What to Request from Manufacturers
When requesting photometric data, be specific:
- The exact configuration: Optic code, lumen package, CCT, and driver type. A file for a medium flood optic won’t help if you’re specifying a spot.
- Absolute photometry: For LED fixtures, confirm the file was generated using absolute photometry per LM-79.
- Current revision: Ask whether the file reflects the current production version of the fixture.
- LM-63-2002 or later compliance: This ensures the file includes the required keywords and follows current formatting standards.

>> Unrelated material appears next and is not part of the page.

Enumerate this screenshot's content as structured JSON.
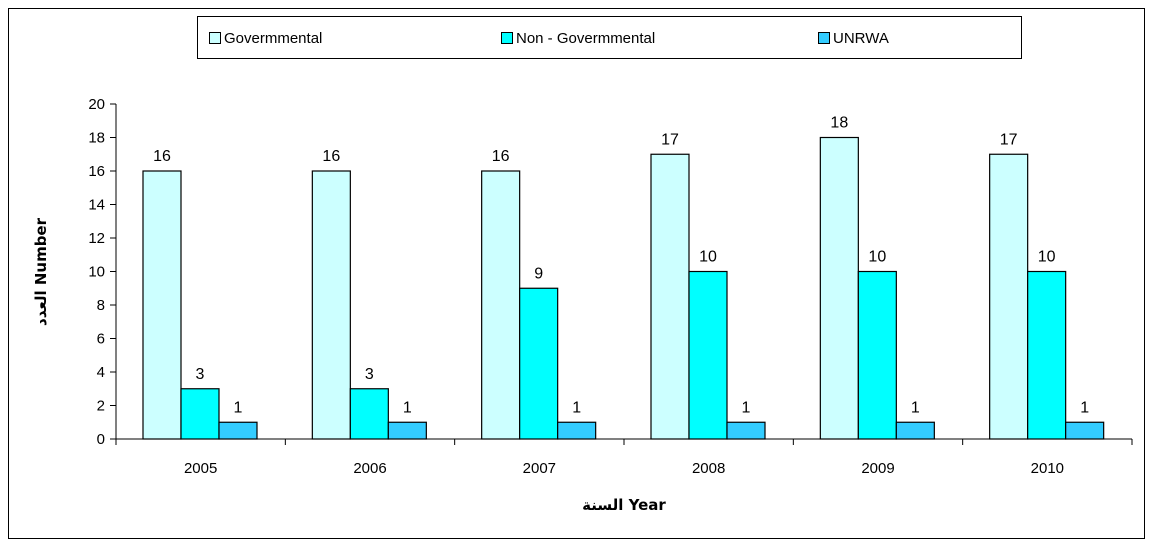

- Luminous opening dimensions: Verify that the luminous opening in the file accurately represents the fixture’s actual emitting area, as this affects near-field calculations and luminance estimates.
Bringing It All Together
An IES file is a small text document with an outsized impact on your design. Every lux value on your calculation grid, every isoline on your site plan, and every spacing decision in your layout traces back to the data in that file. Understanding what’s inside — and verifying that it’s accurate — is one of the simplest ways to protect the integrity of your work.
At LiteSource, we make lighting simple — so photometric data becomes a tool you can trust, not a black box you hope is right.